The local taxation is based on declarative and cadastral data that are rarely updated. Surface area errors, incorrectly classified uses, non-application of exemptions or incorrectly recalculated property bases can lead to significant overpayments. A meticulous audit can help identify these anomalies, obtain retroactive reimbursements (sometimes substantial), and secure future amounts.
The energy taxation is another immediate source of cash. Although companies pay TICFE, TICGN or TICPE every year, many are unaware that they could benefit from reduced rates, or even total exemptions for certain activities. Here again, an audit frequently reveals amounts that have been wrongly paid, and which can be recovered over several years.
These approaches offer a decisive advantage: they require no investment, This is because they are based on pay-for-success. The company only incurs costs if savings or reimbursements are identified.
Identify your potential local and energy tax refunds
4. What if your cash flow levers also came from the HR function?
The search for cash is not limited to innovation spending, local taxation or energy taxes. An important part of the room for manoeuvre is also to be found in at the heart of payroll, a major item in company budgets. Overpayments, perfectible payroll settings, incomplete or erroneous social security declarations: every year, these situations generate significant financial losses, This is the kind of money that could be recovered and reinjected into your strategic priorities.
For finance departments, these challenges represent a natural extension of budgetary control.
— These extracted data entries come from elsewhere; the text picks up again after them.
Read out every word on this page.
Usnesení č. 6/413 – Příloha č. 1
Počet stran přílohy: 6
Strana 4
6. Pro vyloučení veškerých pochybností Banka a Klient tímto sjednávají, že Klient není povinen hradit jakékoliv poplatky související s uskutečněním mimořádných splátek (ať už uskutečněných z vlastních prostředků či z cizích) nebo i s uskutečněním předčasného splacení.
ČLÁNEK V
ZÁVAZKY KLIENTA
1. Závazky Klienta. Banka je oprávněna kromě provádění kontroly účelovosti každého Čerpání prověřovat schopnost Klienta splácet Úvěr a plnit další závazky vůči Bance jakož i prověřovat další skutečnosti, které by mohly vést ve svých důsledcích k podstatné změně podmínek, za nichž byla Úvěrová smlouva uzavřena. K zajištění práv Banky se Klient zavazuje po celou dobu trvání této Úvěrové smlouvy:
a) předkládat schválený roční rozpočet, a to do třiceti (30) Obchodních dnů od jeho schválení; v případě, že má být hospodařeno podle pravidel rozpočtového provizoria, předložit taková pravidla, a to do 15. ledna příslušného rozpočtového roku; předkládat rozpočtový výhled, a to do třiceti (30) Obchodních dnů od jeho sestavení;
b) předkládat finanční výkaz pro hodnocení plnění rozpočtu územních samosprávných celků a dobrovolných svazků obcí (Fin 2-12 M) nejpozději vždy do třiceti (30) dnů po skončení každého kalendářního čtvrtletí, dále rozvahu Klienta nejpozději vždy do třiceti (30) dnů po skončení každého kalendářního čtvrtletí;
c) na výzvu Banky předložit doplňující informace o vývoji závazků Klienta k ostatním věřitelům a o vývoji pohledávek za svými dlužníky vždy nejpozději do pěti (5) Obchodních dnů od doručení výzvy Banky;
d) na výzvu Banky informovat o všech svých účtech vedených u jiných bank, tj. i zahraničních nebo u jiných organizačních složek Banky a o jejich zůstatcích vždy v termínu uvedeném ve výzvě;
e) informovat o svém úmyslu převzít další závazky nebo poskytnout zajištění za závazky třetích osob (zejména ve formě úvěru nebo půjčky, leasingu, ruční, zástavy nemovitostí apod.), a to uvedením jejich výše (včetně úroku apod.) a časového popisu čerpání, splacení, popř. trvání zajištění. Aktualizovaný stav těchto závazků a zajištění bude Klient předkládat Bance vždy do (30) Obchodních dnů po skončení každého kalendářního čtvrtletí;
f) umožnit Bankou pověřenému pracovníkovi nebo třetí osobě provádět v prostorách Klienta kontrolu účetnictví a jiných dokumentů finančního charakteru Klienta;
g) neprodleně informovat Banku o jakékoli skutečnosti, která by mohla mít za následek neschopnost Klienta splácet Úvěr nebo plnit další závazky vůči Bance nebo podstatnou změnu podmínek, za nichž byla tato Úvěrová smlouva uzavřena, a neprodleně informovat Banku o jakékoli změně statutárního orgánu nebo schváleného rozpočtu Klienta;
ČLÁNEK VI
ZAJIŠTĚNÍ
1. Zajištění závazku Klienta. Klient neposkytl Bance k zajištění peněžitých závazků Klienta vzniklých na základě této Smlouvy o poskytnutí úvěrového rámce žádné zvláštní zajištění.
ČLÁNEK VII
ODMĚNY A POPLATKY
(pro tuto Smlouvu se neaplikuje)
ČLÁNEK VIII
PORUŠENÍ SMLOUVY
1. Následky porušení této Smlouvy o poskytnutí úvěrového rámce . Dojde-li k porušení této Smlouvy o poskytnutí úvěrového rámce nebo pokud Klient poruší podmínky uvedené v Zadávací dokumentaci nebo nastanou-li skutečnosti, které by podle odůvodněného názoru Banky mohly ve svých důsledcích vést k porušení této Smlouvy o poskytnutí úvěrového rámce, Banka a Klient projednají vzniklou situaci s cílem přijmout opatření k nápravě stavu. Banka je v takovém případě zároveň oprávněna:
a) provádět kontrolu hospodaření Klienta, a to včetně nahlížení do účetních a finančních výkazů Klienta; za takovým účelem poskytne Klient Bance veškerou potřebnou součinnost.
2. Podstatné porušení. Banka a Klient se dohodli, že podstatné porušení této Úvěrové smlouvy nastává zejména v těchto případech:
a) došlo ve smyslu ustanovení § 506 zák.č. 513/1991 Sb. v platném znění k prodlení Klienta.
They enable rapid action to be taken, without jeopardizing HR projects, and sometimes even making them possible. L’social charges audit and auditing DSN This opens up the prospect of additional cash flow, often under-utilized, but fully compatible with an overall approach to economic performance.
If you'd like to explore these complementary levers and understand how the HR function can become a driver of financial security, we invite you to read our dedicated article.